Another big part of its potential is its viewability

Another big part of its potential is its viewability. Those same elements that make it superficially easy to play make it simple to understand as a spectator, which can't be overlooked. It's a hurdle many games have encountered — one regularly overcome through fantastic commentary. The Overwatch World Cup used its panel of casters and analysts to explain the ins-and-outs of the basic gameplay and broad strategy involved in finding a path to victory, and they did it exceedingly well. Stalling out enemies might seem counter-intuitive in the moment, but a quick explanation of how it staggers the respawn timing of the enemy team — thereby buying time for the defenders — clearly illuminates clever tactics for viewers .

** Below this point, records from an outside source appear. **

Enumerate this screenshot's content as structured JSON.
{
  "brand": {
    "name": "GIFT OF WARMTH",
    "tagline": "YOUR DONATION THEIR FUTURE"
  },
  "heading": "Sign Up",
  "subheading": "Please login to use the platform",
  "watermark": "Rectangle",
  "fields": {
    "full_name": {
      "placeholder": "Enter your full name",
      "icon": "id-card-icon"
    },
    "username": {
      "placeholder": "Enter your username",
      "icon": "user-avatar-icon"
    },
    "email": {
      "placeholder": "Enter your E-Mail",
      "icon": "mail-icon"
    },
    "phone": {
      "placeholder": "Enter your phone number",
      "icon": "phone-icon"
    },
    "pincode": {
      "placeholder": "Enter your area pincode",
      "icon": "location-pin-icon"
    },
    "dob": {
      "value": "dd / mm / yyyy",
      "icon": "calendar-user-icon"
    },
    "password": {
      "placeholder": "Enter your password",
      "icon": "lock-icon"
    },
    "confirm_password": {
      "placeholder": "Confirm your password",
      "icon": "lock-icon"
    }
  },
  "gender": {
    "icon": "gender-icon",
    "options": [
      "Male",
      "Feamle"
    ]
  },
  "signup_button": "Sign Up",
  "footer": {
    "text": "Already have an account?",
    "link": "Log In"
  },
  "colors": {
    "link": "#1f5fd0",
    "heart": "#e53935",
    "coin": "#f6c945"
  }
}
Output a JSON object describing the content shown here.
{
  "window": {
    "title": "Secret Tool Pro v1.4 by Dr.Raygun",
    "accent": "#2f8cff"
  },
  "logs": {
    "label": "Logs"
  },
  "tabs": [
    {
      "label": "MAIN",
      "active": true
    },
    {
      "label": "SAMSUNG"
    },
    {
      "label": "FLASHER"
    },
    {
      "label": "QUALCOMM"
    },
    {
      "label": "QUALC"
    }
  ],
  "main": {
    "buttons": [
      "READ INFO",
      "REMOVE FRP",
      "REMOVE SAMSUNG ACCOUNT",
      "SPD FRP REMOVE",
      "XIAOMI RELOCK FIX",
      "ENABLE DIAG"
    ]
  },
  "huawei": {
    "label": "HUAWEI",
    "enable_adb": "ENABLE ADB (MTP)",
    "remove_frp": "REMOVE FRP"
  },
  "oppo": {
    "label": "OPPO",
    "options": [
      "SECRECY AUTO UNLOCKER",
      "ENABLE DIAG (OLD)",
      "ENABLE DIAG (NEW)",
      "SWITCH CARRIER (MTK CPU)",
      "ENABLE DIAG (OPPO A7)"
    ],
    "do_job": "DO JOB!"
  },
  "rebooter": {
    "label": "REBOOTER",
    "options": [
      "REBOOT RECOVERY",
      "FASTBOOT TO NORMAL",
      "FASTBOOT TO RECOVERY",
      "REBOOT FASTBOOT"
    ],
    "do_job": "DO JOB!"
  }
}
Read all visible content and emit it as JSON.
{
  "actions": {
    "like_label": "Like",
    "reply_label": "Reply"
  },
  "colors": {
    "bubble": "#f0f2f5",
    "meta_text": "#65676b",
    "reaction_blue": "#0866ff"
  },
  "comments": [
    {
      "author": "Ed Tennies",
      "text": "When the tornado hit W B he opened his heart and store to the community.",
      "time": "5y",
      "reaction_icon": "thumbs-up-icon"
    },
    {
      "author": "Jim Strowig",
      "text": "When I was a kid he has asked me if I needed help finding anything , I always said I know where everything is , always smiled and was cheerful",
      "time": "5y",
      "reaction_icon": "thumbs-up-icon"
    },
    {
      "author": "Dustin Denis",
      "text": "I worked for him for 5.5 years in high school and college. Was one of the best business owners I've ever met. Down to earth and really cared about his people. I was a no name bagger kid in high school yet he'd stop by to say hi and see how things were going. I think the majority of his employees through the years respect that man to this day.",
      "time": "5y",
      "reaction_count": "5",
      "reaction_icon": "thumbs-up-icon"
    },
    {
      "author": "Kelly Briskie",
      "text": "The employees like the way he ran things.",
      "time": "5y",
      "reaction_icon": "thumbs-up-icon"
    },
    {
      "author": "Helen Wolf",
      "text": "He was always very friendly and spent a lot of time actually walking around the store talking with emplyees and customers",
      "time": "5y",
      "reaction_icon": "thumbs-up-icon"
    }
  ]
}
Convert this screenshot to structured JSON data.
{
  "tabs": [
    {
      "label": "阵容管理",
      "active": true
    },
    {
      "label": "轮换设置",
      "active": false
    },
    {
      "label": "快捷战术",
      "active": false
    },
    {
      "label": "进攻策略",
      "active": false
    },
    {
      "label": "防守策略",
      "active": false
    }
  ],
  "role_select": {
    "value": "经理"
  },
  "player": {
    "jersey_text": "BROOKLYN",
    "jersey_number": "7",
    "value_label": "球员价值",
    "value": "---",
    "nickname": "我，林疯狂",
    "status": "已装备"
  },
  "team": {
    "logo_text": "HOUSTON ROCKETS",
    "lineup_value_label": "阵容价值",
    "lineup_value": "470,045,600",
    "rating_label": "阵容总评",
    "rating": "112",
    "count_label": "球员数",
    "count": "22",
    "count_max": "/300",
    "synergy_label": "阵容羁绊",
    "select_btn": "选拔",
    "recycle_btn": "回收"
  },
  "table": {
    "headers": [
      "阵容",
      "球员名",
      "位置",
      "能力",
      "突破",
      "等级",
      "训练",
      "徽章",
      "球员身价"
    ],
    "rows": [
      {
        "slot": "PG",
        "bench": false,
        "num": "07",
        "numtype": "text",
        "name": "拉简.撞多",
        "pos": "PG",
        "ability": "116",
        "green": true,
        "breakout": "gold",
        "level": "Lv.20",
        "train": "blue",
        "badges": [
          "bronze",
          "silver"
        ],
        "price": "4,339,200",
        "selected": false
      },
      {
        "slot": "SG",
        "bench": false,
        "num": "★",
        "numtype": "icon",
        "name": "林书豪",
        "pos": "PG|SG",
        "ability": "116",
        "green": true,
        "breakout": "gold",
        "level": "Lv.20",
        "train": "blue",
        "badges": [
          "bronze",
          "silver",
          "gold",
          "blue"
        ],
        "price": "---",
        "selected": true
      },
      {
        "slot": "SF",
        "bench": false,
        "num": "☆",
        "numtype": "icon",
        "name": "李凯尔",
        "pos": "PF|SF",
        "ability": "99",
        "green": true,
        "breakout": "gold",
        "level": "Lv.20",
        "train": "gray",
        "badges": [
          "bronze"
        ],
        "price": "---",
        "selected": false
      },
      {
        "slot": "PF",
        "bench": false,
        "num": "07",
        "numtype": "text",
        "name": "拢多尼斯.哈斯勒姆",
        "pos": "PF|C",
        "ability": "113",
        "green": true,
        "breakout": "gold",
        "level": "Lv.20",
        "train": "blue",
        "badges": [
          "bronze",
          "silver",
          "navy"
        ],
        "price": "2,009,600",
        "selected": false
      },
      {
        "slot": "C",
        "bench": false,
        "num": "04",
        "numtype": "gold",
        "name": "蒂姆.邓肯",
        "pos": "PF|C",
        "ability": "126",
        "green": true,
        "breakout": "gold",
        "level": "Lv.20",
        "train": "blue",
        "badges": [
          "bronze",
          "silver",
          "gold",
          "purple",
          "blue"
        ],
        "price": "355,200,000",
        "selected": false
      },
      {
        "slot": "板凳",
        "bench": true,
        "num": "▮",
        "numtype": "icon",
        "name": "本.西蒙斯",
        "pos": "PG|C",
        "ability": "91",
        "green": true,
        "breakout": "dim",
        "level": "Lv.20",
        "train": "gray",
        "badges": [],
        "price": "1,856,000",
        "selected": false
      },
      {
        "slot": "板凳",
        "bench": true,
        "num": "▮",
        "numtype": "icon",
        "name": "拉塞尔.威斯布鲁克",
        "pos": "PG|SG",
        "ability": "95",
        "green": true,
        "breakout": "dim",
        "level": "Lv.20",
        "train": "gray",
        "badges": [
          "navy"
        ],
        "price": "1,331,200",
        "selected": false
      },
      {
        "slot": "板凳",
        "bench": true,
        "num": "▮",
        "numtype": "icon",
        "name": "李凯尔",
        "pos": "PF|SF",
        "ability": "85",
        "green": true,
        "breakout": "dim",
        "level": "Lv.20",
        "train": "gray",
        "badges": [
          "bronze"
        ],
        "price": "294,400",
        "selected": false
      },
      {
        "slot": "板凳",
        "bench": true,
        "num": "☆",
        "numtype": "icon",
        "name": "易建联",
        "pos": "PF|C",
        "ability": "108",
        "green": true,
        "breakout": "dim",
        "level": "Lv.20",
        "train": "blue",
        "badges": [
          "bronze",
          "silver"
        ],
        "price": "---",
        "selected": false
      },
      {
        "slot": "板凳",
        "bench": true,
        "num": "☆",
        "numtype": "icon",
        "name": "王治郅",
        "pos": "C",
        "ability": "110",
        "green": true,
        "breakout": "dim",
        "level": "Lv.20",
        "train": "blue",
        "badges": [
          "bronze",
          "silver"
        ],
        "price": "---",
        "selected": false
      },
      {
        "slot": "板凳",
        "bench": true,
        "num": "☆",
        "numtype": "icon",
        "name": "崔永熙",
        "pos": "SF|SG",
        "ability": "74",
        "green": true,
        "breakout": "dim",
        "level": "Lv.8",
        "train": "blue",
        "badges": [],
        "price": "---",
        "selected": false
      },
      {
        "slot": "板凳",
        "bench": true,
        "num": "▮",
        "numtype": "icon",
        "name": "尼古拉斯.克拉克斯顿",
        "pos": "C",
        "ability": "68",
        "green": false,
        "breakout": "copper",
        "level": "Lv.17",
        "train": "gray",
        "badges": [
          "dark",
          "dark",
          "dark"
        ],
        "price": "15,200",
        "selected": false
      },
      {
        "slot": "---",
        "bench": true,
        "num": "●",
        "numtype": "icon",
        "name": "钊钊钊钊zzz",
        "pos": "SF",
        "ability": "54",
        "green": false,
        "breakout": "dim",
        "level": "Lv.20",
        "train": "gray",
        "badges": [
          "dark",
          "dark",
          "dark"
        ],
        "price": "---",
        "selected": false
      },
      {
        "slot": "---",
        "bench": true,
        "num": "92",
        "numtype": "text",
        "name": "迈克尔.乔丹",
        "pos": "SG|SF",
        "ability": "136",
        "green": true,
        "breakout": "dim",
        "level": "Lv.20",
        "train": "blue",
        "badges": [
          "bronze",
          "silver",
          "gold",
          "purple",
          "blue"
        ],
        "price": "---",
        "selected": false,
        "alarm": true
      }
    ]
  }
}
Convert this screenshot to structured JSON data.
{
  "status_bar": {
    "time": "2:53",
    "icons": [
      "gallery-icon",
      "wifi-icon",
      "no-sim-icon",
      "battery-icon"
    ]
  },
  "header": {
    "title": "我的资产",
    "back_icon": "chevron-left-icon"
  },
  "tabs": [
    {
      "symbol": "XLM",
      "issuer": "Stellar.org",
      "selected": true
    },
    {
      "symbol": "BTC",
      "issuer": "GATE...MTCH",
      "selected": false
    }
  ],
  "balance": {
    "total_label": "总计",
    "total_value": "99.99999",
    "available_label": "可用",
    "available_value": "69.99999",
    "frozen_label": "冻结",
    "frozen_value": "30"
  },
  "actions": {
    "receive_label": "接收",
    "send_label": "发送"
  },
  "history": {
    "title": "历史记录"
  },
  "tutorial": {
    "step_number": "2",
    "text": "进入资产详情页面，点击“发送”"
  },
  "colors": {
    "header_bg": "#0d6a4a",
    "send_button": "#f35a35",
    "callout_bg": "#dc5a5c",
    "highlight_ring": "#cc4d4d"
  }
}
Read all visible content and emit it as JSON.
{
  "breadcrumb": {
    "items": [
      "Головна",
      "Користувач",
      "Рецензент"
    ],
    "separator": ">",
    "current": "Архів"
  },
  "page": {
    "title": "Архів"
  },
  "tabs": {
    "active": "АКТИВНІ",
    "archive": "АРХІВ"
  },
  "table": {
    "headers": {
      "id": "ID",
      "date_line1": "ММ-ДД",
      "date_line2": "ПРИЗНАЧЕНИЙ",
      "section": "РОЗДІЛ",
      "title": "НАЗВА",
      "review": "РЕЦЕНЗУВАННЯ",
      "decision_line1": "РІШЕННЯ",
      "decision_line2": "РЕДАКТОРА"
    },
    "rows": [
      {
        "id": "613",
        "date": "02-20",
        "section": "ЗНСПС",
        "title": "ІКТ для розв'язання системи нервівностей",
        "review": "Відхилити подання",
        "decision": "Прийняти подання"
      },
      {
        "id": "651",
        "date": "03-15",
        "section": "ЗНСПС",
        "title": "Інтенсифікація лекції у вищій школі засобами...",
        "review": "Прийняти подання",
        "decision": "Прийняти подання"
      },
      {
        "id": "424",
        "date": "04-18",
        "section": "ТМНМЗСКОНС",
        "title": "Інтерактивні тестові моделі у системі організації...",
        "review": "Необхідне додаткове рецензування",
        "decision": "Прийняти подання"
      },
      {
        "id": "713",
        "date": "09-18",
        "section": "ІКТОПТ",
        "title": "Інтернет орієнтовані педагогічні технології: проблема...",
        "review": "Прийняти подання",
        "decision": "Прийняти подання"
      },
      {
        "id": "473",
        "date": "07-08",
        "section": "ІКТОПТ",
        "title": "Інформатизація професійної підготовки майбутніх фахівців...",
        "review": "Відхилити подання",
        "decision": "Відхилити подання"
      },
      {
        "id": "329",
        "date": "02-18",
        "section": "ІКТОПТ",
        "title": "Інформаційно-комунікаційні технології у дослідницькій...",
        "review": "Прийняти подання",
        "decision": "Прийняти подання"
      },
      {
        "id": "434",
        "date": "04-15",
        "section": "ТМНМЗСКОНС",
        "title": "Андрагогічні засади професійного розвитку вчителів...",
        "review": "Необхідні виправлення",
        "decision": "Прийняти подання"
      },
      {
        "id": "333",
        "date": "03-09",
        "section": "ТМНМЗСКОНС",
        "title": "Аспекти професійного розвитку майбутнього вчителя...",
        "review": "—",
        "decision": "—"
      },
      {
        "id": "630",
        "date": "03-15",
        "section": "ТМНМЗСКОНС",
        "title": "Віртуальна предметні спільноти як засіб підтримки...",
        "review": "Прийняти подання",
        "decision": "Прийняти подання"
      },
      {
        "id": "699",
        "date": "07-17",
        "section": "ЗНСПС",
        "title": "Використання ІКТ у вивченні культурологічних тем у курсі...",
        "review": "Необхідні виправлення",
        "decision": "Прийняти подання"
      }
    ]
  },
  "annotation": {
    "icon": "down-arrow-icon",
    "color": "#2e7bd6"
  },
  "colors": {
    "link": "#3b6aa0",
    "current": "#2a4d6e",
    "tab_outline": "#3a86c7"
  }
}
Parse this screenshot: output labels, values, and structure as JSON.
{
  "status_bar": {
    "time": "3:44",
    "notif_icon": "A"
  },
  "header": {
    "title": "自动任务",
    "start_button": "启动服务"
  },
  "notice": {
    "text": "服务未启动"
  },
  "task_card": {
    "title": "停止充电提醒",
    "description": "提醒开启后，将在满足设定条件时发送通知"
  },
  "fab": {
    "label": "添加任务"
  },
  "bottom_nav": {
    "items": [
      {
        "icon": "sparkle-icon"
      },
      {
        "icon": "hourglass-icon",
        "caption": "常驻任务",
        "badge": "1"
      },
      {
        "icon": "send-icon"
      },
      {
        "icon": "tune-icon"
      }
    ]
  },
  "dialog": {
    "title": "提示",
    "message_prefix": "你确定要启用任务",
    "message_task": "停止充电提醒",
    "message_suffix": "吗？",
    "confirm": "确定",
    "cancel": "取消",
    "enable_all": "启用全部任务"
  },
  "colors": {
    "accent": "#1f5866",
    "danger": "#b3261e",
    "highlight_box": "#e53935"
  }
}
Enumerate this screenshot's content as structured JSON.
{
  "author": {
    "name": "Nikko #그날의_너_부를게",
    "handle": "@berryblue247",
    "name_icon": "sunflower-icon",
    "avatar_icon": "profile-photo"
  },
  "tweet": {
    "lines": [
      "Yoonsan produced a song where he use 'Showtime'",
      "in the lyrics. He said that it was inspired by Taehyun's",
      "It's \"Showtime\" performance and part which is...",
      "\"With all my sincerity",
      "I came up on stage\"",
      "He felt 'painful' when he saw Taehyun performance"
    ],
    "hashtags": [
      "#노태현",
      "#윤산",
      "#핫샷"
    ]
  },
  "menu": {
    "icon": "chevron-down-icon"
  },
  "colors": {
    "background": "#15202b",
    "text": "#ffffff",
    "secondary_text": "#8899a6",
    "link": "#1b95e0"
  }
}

Rocket League doesn't need this — although it has fantastic casters around the world. It's easy to recognise what's going on in a game of Rocket League because its roots are deep in conventional sports concepts. The team with more goals is winning, and outside of that, the team with control of the ball has the advantage. Without the burden of needing to explain the basics, casters can instead highlight spectacular moments during games themselves. Thanks to the fine aerial control pros are capable of, these moments happen regularly. Players soar through the air, combine deft touches with great smashes and often construct goals out of what is best described as an alley-oop — a pitch-perfect pass across the map to a soaring attacker who volleys the ball into the back of the goal. Instead of trying to explain what Creep Score (CS) means or how it indicates advantage, casters can focus instead on the excitement of the game itself. Again, this doesn't make Rocket League a 'better' game, but it creates an advantage for the game in terms of mainstream accessibility which is hard to beat.